The company explained that while gantry access is being reinstated, the free delivery service remains operational, with marketers encouraged to continue registering their outlets for direct supply at no additional cost.
The statement said “in reference to the earlier email communication on the suspension of the PMS self-collection gantry sales, please note that we will be resuming the self-collection gantry sales on the 23rd of September, 2025”.
Dangote Petroleum Refinery also apologised to its partners for any inconvenience the suspension may have caused, while assuring stakeholders of its commitment to improving efficiency and ensuring seamless supply.
“Meanwhile, please be informed that we are aggressively delivering on the free delivery scheme, and it is still open for registration. We encourage you to register your stations and pay for the product to be delivered directly to you for free. We sincerely apologise for any inconvenience this may cause and appreciate your understanding,” it added.
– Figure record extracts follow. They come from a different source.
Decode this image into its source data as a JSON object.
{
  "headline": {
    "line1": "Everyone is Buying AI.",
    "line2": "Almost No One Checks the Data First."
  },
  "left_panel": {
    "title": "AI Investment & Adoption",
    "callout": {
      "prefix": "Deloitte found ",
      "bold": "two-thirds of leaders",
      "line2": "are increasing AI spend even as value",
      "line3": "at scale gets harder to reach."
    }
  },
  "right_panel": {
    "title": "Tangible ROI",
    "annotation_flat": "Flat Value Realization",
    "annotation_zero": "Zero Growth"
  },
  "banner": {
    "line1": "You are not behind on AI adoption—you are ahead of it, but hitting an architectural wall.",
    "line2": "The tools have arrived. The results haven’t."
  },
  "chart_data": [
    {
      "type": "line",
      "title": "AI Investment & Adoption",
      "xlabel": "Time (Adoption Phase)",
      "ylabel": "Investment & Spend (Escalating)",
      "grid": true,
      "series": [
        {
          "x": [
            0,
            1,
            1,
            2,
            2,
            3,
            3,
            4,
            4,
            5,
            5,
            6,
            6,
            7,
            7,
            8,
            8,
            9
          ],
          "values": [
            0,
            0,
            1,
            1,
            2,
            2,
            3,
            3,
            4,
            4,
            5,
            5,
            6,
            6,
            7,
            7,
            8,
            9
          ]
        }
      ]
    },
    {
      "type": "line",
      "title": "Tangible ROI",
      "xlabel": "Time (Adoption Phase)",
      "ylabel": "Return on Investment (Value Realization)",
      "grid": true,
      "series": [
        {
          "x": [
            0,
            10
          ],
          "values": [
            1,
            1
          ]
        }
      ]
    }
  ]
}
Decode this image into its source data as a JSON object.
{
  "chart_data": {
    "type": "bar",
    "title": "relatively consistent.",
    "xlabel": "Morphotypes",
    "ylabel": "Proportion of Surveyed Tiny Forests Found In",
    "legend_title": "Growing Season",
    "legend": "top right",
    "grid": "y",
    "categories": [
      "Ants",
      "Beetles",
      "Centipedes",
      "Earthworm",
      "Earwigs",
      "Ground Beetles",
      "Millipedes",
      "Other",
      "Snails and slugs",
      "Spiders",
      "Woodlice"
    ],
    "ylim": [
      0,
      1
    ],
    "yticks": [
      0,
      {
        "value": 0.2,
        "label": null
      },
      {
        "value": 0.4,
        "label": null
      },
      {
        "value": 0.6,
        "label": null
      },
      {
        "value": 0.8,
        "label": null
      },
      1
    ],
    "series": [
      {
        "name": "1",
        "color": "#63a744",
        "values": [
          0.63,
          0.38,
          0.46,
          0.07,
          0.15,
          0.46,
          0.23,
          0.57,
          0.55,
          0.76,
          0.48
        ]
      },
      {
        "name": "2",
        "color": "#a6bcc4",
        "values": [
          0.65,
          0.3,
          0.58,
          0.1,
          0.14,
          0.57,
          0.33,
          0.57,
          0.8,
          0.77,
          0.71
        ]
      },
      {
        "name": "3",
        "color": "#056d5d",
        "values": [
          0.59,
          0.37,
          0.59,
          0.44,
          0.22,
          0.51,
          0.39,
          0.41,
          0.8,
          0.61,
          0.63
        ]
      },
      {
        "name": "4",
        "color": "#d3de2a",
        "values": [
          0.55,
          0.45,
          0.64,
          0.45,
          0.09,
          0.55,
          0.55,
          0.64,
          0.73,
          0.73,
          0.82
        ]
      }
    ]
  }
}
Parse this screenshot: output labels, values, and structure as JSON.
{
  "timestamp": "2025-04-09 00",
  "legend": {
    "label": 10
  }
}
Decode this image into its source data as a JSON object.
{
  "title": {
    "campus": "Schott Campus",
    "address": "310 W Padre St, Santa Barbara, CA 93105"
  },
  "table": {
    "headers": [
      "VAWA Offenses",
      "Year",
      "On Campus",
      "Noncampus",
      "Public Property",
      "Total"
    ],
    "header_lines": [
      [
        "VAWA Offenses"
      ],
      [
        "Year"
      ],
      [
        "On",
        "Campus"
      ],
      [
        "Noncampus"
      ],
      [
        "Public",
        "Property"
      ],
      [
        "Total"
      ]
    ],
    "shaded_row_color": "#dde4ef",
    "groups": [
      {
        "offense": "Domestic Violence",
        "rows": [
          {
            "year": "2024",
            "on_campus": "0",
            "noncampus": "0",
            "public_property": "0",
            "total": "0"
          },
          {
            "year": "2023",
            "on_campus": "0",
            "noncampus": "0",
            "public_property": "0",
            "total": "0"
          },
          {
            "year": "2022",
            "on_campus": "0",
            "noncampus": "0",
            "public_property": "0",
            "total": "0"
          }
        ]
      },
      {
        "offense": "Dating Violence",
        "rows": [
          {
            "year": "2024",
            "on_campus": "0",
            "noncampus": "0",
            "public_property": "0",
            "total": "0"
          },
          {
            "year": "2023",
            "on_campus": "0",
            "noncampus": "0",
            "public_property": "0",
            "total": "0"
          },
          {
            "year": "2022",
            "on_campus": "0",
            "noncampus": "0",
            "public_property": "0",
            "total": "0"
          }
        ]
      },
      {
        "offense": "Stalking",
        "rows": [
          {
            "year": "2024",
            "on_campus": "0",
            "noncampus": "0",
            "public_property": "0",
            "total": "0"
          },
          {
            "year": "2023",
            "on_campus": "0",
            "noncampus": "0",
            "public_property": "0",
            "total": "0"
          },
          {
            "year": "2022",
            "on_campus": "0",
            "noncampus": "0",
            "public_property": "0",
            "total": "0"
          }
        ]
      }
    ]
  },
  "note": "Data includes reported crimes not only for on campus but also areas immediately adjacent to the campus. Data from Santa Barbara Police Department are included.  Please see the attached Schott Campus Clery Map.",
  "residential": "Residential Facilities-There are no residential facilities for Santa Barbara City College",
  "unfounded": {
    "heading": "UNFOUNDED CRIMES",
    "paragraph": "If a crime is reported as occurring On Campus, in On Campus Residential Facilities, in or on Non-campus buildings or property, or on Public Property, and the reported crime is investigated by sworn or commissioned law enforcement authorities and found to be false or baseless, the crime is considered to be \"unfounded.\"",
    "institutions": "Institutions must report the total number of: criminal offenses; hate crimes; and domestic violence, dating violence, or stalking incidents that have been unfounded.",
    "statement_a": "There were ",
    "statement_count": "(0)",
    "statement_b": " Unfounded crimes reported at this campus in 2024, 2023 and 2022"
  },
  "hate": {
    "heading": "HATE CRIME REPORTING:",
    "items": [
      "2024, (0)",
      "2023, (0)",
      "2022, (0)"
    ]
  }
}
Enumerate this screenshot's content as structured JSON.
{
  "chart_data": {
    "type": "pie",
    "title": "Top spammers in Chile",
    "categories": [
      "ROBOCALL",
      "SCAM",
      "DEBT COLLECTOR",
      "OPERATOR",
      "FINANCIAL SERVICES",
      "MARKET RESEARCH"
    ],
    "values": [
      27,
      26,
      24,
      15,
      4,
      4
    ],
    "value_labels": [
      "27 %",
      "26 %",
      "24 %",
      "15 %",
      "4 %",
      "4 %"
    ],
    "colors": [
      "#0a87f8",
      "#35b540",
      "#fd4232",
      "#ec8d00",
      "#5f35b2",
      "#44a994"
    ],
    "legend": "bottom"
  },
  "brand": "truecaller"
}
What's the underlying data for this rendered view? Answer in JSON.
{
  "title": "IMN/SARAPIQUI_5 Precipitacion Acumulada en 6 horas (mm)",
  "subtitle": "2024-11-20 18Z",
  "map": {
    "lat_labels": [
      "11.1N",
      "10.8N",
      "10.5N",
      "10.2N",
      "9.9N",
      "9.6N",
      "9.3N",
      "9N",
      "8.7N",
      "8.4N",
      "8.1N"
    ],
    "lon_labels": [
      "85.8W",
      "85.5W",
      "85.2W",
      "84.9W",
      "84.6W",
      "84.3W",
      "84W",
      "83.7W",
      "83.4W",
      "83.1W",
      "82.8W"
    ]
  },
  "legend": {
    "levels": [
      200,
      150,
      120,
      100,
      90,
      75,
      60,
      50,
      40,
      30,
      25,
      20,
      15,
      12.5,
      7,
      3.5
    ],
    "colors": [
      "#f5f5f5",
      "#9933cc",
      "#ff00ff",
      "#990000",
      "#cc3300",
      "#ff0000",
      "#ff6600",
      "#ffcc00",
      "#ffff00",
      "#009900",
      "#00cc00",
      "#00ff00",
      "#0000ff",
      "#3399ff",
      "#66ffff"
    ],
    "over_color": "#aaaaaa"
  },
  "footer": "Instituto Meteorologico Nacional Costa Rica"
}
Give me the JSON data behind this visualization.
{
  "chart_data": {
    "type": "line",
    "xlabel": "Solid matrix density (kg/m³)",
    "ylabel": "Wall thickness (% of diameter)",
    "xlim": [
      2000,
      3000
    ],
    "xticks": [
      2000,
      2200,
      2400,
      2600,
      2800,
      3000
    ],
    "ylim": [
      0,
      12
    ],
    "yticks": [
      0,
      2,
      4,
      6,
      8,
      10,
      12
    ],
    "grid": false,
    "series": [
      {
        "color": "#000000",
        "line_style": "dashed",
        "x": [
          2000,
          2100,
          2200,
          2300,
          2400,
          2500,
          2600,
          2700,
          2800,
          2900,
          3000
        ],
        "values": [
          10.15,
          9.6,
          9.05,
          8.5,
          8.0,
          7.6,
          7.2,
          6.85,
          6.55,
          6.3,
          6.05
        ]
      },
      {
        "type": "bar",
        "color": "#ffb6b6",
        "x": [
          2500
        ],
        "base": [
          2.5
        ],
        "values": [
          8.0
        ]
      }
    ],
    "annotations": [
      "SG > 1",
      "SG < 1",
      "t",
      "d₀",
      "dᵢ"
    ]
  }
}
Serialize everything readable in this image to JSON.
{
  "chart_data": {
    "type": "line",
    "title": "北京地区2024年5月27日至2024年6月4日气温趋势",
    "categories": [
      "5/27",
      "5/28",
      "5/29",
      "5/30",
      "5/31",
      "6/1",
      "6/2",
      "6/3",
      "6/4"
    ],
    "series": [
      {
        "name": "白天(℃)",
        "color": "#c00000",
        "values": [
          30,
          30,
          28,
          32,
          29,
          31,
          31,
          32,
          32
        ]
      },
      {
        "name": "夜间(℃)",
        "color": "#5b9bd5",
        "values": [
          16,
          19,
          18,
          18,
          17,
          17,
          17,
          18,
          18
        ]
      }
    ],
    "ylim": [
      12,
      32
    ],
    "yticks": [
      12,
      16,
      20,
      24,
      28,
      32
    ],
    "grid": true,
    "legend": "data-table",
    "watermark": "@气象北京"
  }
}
It would be recalled that in September 18, 2025, Dangote refinery had suspended gantry-based self-collection of petroleum products at its depot. The move was designed to accelerate the adoption of its Free Delivery Scheme, which guarantees direct shipments of petroleum products to registered retail outlets across Nigeria.
The refinery stressed that the earlier decision was an operational adjustment aimed at streamlining efficiency in the downstream supply chain.